Малоун не имел ничего против. Он сильно соскучился по ней. Ему хотелось слышать ее голос. Но, как и она, он не мог выйти из роли и потому спросил:
– Вы – защитник этой дамы?
– А какое вам до этого дело? – ощетинился испанец.
Коттон секунду подумал и пожал плечами.
– Ну хорошо, если вы настаиваете, чтобы она осталась, мы можем поговорить и при ней. Ситуация изменилась. Наш интерес к вашей персоне перестал быть секретом. Расследование стало открытым и будет вестись у вас перед носом. Я же здесь для того, чтобы довести его до конца.
– Мне это безразлично.
– Может, мне вызвать полицию? – спросила у Салазара Кассиопея.
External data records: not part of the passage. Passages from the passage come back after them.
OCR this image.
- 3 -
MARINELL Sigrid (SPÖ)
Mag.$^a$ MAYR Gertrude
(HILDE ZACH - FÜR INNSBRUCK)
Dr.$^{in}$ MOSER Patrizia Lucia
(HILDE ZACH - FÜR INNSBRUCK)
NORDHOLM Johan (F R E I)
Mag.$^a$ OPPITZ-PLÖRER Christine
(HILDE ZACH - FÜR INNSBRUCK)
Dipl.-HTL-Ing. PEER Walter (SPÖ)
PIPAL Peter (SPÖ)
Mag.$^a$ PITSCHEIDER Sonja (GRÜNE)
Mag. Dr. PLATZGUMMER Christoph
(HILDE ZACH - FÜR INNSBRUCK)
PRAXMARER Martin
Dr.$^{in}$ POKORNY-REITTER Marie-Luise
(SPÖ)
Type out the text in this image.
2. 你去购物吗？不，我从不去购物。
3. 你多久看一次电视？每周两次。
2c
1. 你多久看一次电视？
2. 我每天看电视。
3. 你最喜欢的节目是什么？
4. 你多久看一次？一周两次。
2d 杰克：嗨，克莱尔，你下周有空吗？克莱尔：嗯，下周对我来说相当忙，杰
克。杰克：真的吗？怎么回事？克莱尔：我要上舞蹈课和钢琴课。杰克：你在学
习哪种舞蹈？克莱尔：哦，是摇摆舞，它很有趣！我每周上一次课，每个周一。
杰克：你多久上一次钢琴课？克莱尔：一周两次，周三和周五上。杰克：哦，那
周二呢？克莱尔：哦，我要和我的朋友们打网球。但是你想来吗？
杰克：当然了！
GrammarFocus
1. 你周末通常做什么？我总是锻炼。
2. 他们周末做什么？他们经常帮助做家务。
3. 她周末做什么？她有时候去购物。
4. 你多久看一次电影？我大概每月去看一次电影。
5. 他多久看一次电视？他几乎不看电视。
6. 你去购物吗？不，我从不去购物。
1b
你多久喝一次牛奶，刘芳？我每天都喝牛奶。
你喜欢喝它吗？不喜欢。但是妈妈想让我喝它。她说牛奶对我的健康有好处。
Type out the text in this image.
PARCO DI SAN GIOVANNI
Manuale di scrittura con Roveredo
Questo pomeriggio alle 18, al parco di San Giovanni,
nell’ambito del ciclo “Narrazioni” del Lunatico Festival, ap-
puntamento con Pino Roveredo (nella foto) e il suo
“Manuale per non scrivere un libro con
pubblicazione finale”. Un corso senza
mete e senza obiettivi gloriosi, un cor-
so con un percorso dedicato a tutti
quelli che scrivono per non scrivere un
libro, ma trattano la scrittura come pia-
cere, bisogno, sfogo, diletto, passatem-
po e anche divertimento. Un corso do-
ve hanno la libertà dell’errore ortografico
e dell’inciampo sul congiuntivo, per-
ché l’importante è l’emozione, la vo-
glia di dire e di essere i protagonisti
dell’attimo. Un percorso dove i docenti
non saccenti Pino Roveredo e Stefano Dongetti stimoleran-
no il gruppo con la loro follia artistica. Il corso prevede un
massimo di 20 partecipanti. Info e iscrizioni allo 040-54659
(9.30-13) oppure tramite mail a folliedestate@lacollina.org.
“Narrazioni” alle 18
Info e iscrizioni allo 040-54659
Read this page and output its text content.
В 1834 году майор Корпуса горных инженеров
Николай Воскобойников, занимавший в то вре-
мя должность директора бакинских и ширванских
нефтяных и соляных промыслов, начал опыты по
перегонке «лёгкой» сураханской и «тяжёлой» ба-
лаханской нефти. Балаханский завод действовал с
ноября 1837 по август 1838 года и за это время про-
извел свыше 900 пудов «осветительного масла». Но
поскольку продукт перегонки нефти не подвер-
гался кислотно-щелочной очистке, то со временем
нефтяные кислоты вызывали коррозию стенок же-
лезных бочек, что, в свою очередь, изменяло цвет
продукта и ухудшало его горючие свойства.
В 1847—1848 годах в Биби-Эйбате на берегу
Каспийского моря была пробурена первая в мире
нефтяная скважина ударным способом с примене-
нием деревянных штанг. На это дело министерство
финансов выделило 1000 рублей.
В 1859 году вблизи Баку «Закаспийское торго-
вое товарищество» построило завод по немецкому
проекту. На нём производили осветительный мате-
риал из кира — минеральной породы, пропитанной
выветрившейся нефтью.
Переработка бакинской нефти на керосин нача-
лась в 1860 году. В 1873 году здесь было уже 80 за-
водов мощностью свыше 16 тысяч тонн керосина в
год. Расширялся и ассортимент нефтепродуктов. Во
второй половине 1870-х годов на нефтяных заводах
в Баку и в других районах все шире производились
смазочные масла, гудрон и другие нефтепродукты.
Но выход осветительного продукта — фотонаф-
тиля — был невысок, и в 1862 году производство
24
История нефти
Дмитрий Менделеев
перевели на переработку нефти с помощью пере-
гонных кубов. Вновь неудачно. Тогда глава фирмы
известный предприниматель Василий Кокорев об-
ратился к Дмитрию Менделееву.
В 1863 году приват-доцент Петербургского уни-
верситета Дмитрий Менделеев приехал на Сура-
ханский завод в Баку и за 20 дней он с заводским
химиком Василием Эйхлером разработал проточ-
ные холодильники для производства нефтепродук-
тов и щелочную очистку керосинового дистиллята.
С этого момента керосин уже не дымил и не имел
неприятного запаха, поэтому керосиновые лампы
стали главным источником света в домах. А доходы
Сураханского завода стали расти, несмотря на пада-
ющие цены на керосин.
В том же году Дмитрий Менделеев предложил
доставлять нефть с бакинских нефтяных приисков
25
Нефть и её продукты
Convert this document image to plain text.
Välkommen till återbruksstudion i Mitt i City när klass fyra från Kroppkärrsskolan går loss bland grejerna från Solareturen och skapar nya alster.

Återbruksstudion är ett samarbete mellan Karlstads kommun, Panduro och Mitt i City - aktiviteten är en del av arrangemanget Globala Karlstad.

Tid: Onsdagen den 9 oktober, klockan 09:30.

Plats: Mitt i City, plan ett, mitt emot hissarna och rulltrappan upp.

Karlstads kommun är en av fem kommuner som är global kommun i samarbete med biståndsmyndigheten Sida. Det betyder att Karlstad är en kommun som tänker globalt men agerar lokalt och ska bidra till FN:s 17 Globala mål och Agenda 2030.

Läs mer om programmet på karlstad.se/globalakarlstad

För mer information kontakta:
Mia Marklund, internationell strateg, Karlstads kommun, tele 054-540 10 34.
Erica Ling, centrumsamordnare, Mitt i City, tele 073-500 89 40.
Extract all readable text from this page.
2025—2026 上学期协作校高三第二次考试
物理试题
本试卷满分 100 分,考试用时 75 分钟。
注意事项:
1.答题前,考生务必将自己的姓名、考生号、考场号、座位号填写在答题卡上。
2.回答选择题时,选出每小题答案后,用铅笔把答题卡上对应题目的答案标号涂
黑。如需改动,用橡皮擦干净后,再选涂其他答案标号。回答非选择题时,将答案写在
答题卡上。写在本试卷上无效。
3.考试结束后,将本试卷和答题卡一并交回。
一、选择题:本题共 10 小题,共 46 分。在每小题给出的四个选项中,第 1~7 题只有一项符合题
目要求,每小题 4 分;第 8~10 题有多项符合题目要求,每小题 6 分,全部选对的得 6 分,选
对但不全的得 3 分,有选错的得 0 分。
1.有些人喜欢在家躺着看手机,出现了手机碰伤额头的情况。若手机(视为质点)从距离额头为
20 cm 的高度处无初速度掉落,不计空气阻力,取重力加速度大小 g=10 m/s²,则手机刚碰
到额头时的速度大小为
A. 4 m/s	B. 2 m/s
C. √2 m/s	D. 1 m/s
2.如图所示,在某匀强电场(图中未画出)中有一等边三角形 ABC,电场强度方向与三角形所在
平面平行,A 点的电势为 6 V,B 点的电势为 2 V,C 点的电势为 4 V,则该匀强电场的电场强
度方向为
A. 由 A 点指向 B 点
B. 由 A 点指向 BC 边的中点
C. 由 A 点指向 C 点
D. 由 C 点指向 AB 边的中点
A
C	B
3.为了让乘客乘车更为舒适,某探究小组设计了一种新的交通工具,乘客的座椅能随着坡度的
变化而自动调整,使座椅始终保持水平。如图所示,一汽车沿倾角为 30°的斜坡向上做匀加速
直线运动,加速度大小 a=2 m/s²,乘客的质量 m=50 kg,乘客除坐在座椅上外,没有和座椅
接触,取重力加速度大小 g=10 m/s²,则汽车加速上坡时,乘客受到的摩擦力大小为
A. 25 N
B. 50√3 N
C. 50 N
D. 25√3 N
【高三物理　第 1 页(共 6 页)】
– Не надо, я сам справлюсь, – ответил тот и повернулся лицом к Коттону. – Мистер Малоун, я не имею ни малейшего представления о том, о чем вы говорите. Вы утверждаете, что Министерство юстиции США следит за мной? Скажу честно, это для меня новость. Но если это действительно так, мои адвокаты позаботятся о моих интересах. Если вы оставите мне свою визитную карточку, я распоряжусь, чтобы они связались с вами.
– Не люблю адвокатов и мормонов, – ответил ему Малоун. – Особенно лицемерных мормонов.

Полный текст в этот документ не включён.